One former student referred to their one-on-one conversations with Bergman as “priceless. I am forever grateful for the mentorship I received from Dr. Bergman. She helped me to apply what I learned in class to everything that came next, and kept me motivated during the times I was at a breaking point.”
Bergman was Pacific’s 2015–16 Faculty Research Lecturer and received the Jane Jacobs Urban Communication Book of the Year Award in 2013 for “Exhibiting Patriotism.”
Herrin has been with Pacific since 1985 and is described by his students as an energetic and effective teacher who is “down to earth” and “tries to make economics fun.” Herrin said he continues to learn and convey his knowledge to students.
“Mentoring means helping students beyond the specific course material, helping students overcome problems they might be having, helping them learn how to manage their time better, giving them hints on how to do better in the class,” he said. “Mentoring means advising students on their career options.”
Herrin recalls one former student who earned a PhD in economics and now is a tenured professor at Purdue University.
“He had no idea he could even do this stuff,” Herrin said. “I talked to him after he graduated and we kept in touch, and he’s doing well.”
Herrin has twice been honored as a Fulbright Scholar and has been named a recipient of Pacific’s Eberhardt Teacher-Scholar Award.
Ralph L. Saroyan
Professor Emeritus Saroyan ’64 jumped at the opportunity to become a professor at his alma mater in 1970 and to create the Experiential Learning Program in Pharmacy.

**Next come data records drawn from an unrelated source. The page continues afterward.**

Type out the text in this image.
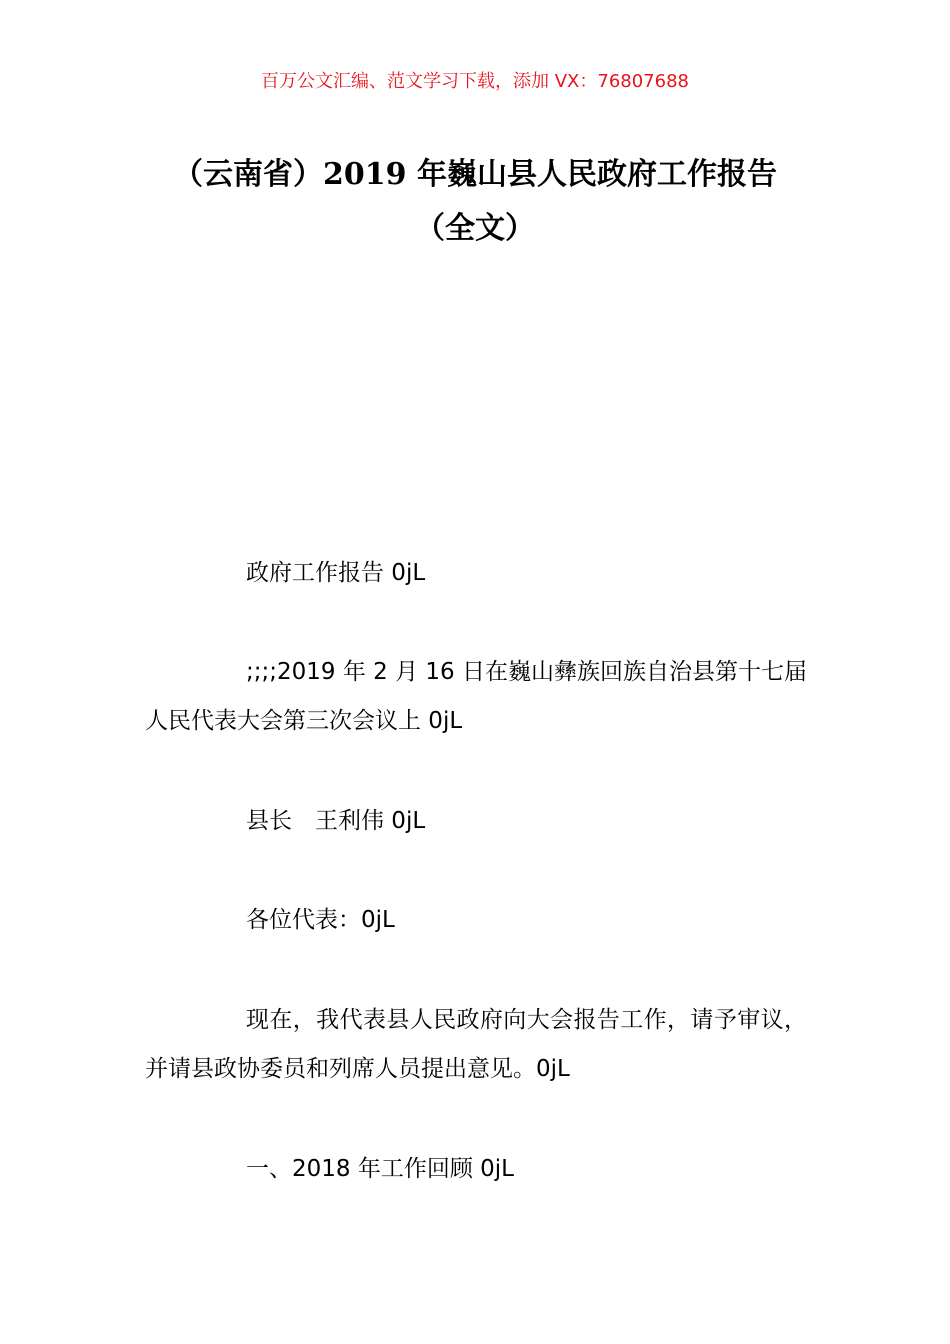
百万公文汇编、范文学习下载，添加 VX：76807688
（云南省）2019 年巍山县人民政府工作报告（全文）
政府工作报告 0jL
;;;;2019 年 2 月 16 日在巍山彝族回族自治县第十七届人民代表大会第三次会议上 0jL
县长　王利伟 0jL
各位代表：0jL
现在，我代表县人民政府向大会报告工作，请予审议，并请县政协委员和列席人员提出意见。0jL
一、2018 年工作回顾 0jL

“It seemed like a great opportunity to give back to Pacific Pharmacy and to mentor future pharmacists,” Saroyan said. “I saw this as an opportunity to change the profession.”
He sees mentoring as caring, advising and empowering others to be the best version of themselves.

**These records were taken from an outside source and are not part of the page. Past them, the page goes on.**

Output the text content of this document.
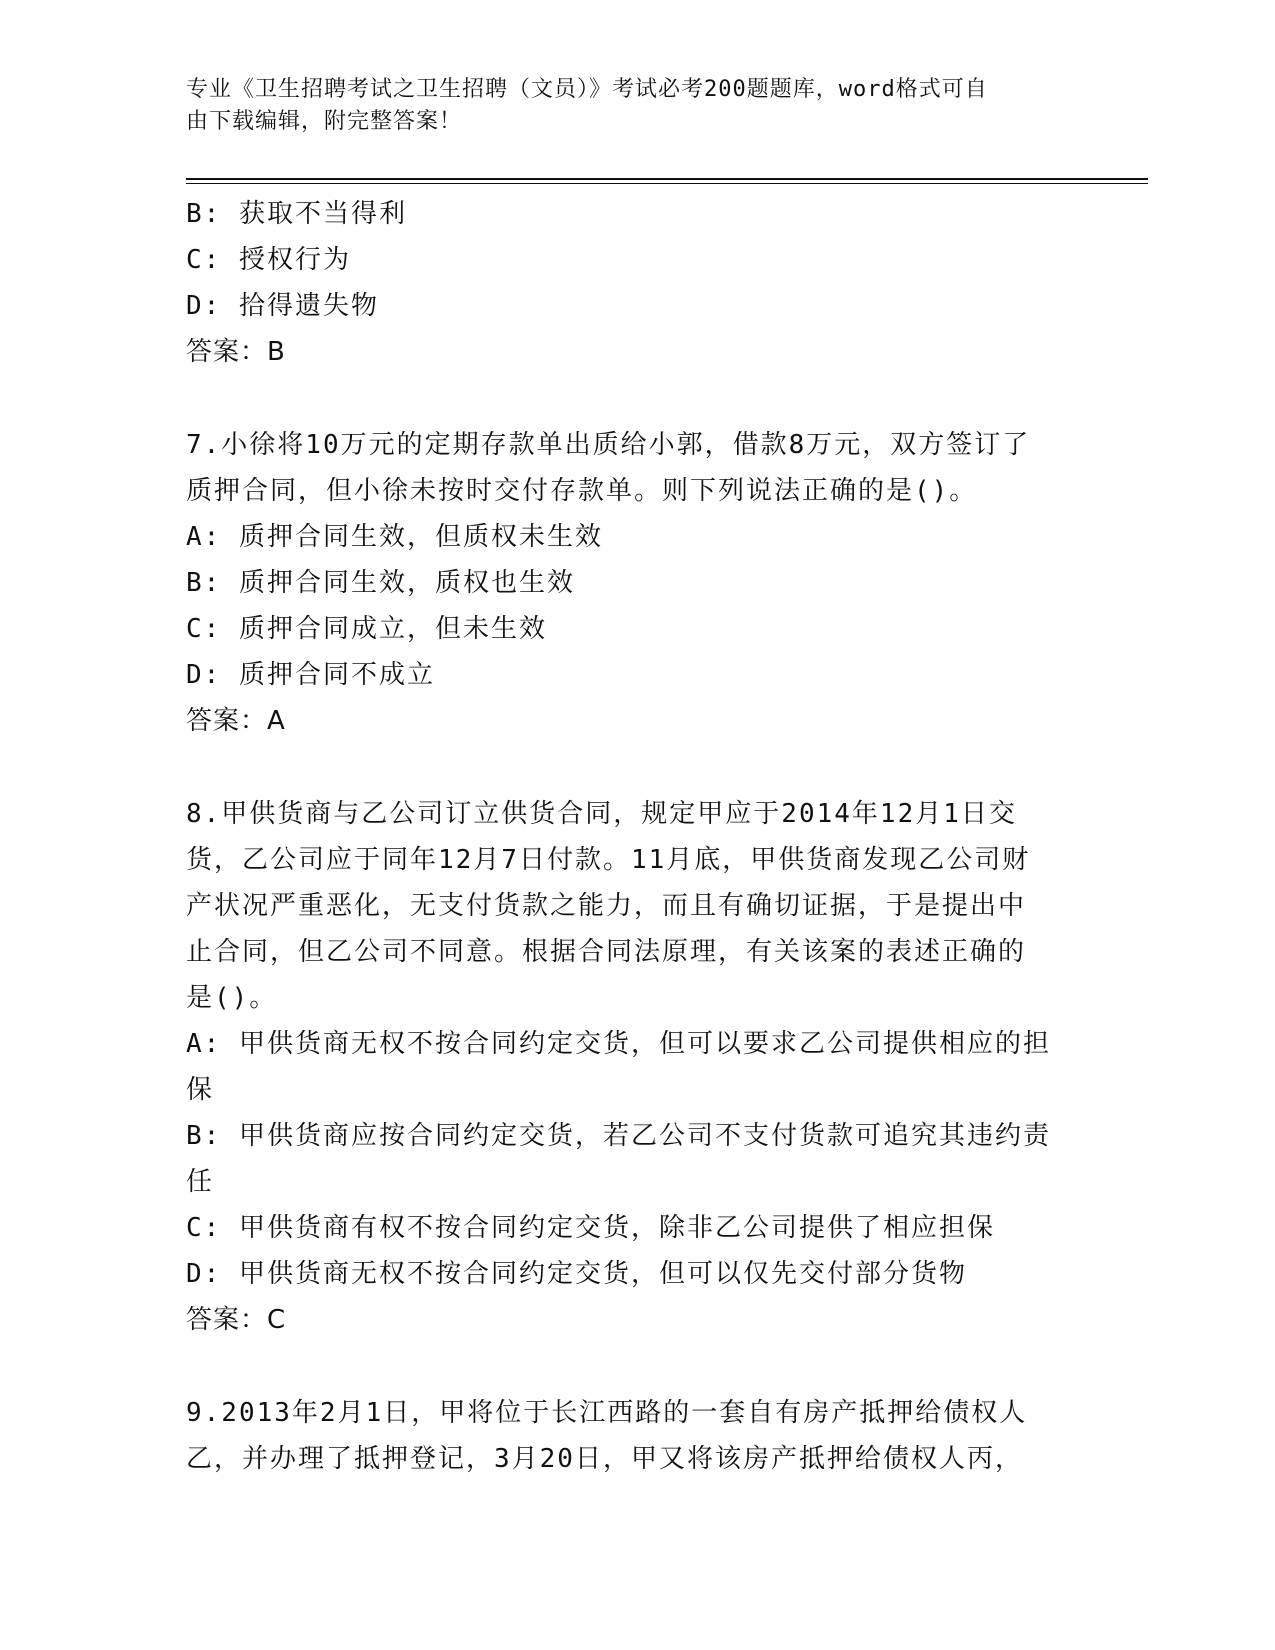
专业《卫生招聘考试之卫生招聘（文员）》考试必考200题题库，word格式可自
由下载编辑，附完整答案！
B: 获取不当得利
C: 授权行为
D: 拾得遗失物
答案：B
7.小徐将10万元的定期存款单出质给小郭，借款8万元，双方签订了
质押合同，但小徐未按时交付存款单。则下列说法正确的是()。
A: 质押合同生效，但质权未生效
B: 质押合同生效，质权也生效
C: 质押合同成立，但未生效
D: 质押合同不成立
答案：A
8.甲供货商与乙公司订立供货合同，规定甲应于2014年12月1日交
货，乙公司应于同年12月7日付款。11月底，甲供货商发现乙公司财
产状况严重恶化，无支付货款之能力，而且有确切证据，于是提出中
止合同，但乙公司不同意。根据合同法原理，有关该案的表述正确的
是()。
A: 甲供货商无权不按合同约定交货，但可以要求乙公司提供相应的担
保
B: 甲供货商应按合同约定交货，若乙公司不支付货款可追究其违约责
任
C: 甲供货商有权不按合同约定交货，除非乙公司提供了相应担保
D: 甲供货商无权不按合同约定交货，但可以仅先交付部分货物
答案：C
9.2013年2月1日，甲将位于长江西路的一套自有房产抵押给债权人
乙，并办理了抵押登记，3月20日，甲又将该房产抵押给债权人丙，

“I always tell mentees to follow their passions and never give up,” Saroyan said. “Mentoring requires the development of a genuine relationship between the mentor and mentee to work. Everyone needs someone in their life to guide and encourage them.”
Saroyan served as assistant to the dean and director of the university’s pre-health programs. During his faculty years, he taught and advised more than 3,000 pre-pharmacy and pharmacy students. He retired from Pacific in 2002.

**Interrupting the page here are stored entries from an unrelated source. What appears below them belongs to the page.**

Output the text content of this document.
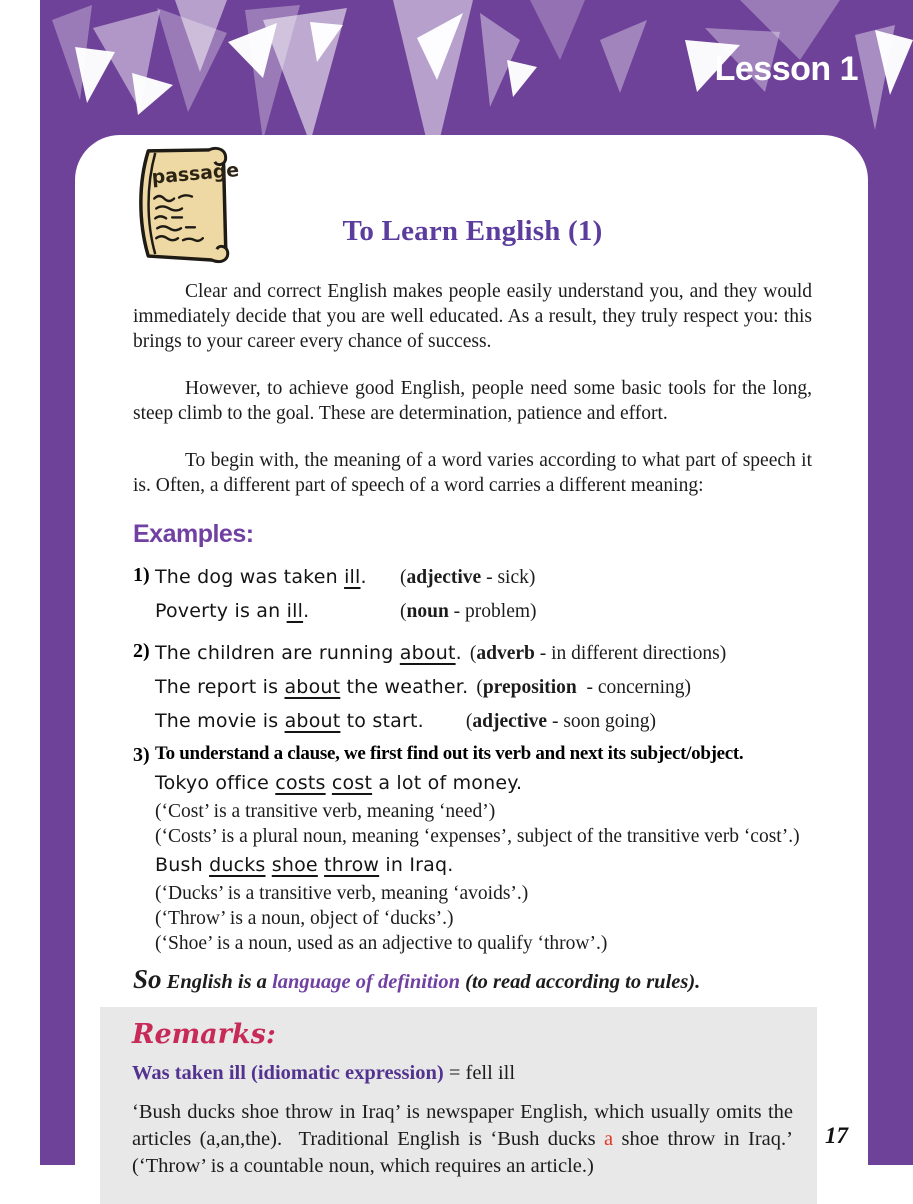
Lesson 1
passage
To Learn English (1)

Clear and correct English makes people easily understand you, and they would immediately decide that you are well educated. As a result, they truly respect you: this brings to your career every chance of success.

However, to achieve good English, people need some basic tools for the long, steep climb to the goal. These are determination, patience and effort.

To begin with, the meaning of a word varies according to what part of speech it is. Often, a different part of speech of a word carries a different meaning:

Examples:
1) The dog was taken ill. (adjective - sick)
Poverty is an ill.	(noun - problem)
2) The children are running about. (adverb - in different directions)
The report is about the weather. (preposition  - concerning)
The movie is about to start. (adjective - soon going)
3) To understand a clause, we first find out its verb and next its subject/object.
Tokyo office costs cost a lot of money.
(‘Cost’ is a transitive verb, meaning ‘need’)
(‘Costs’ is a plural noun, meaning ‘expenses’, subject of the transitive verb ‘cost’.)
Bush ducks shoe throw in Iraq.
(‘Ducks’ is a transitive verb, meaning ‘avoids’.)
(‘Throw’ is a noun, object of ‘ducks’.)
(‘Shoe’ is a noun, used as an adjective to qualify ‘throw’.)
So English is a language of definition (to read according to rules).
Remarks:
Was taken ill (idiomatic expression) = fell ill
‘Bush ducks shoe throw in Iraq’ is newspaper English, which usually omits the articles (a,an,the).  Traditional English is ‘Bush ducks a shoe throw in Iraq.’ (‘Throw’ is a countable noun, which requires an article.)
17
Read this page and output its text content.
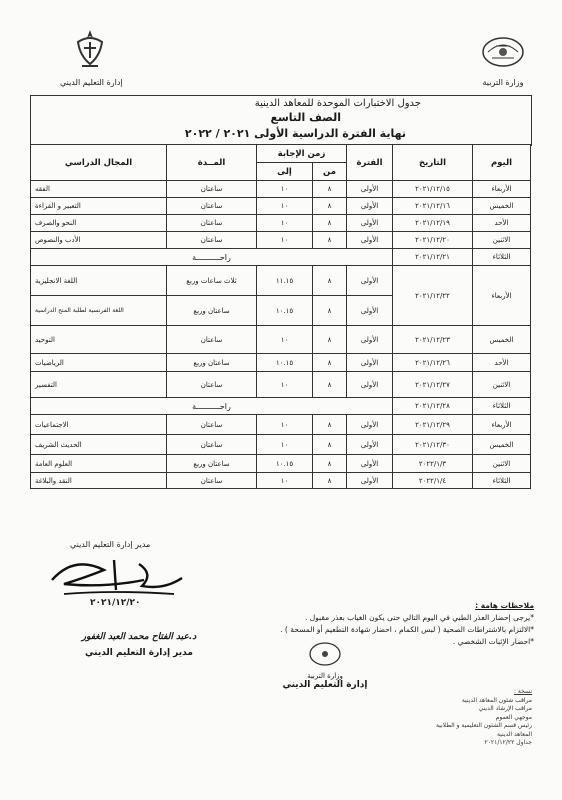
إدارة التعليم الديني	وزارة التربية
جدول الاختبارات الموحدة للمعاهد الدينية
الصف التاسع
نهاية الفترة الدراسية الأولى ٢٠٢١ / ٢٠٢٢
اليوم	التاريخ	الفترة	زمن الإجابة		المــدة	المجال الدراسي
			من	إلى		
الأربعاء	٢٠٢١/١٢/١٥	الأولى	٨	١٠	ساعتان	الفقه
الخميس	٢٠٢١/١٢/١٦	الأولى	٨	١٠	ساعتان	التعبير و القراءة
الأحد	٢٠٢١/١٢/١٩	الأولى	٨	١٠	ساعتان	النحو والصرف
الاثنين	٢٠٢١/١٢/٢٠	الأولى	٨	١٠	ساعتان	الأدب والنصوص
الثلاثاء	٢٠٢١/١٢/٢١	راحــــــــــة				
الأربعاء	٢٠٢١/١٢/٢٢	الأولى	٨	١١.١٥	ثلاث ساعات وربع	اللغة الانجليزية
		الأولى	٨	١٠.١٥	ساعتان وربع	اللغة الفرنسية لطلبة المنح الدراسية
الخميس	٢٠٢١/١٢/٢٣	الأولى	٨	١٠	ساعتان	التوحيد
الأحد	٢٠٢١/١٢/٢٦	الأولى	٨	١٠.١٥	ساعتان وربع	الرياضيات
الاثنين	٢٠٢١/١٢/٢٧	الأولى	٨	١٠	ساعتان	التفسير
الثلاثاء	٢٠٢١/١٢/٢٨	راحــــــــــة				
الأربعاء	٢٠٢١/١٢/٢٩	الأولى	٨	١٠	ساعتان	الاجتماعيات
الخميس	٢٠٢١/١٢/٣٠	الأولى	٨	١٠	ساعتان	الحديث الشريف
الاثنين	٢٠٢٢/١/٣	الأولى	٨	١٠.١٥	ساعتان وربع	العلوم العامة
الثلاثاء	٢٠٢٢/١/٤	الأولى	٨	١٠	ساعتان	النقد والبلاغة
مدير إدارة التعليم الديني
٢٠٢١/١٢/٢٠
د.عبد الفتاح محمد العبد الغفور
مدير إدارة التعليم الديني
ملاحظات هامة :
*يرجى إحضار العذر الطبي في اليوم التالي حتى يكون الغياب بعذر مقبول .
*الالتزام بالاشتراطات الصحية ( لبس الكمام ، احضار شهادة التطعيم أو المسحة ) .
*احضار الإثبات الشخصي .
وزارة التربية
إدارة التعليم الديني
نسخة :
مراقب شئون المعاهد الدينية
مراقب الإرشاد الديني
موجهي العموم
رئيس قسم الشئون التعليمية و الطلابية
المعاهد الدينية
جداول ٢٠٢١/١٢/٢٢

“Ralph Saroyan has contributed greatly to the success of so many of our Pacific pharmacy alumni,” said Dean Phil Oppenheimer. “The students he worked tirelessly to recruit and advise have gone on to become not only great pharmacists but often exceptional leaders within the profession. Ralph is an extraordinary mentor, friend, brother, leader and teacher.”
In 2010, Saroyan was selected as California’s Pharmacist of the Year for his mentorship to the profession of pharmacy.
Cynthia Wagner Weick
Weick was the professor of management in the Eberhardt School of Business and held joint appointments in the School of Engineering and Computer Science. She is also the founding director of the Powell Scholars Program, which is Pacific’s top academic merit program for all majors throughout the University. She joined Pacific faculty in 1990 and retired from the university in 2016.
She said she became a professor because she wanted to follow her curiosity and spend time investigating topics that interested her.
“Mentoring means helping others to elevate their expectations of themselves and to internalize these expectations, so they last a lifetime,” she says. “I think mentoring also means helping others embrace changes in what they want out of life. Over time if you can integrate everything you’ve learned from the past into your future, you’ll truly be a unique individual.”
One of her nominators recalls that Weick was “the first person who made me believe that I could achieve more than I realized.”
Weick was awarded the university’s highest award, the Order of Pacific, in 2017. In 2005, she received the University Distinguished Faculty Award, Pacific’s highest faculty award. Weick was awarded the Eberhardt Teacher-Scholar award in 1996.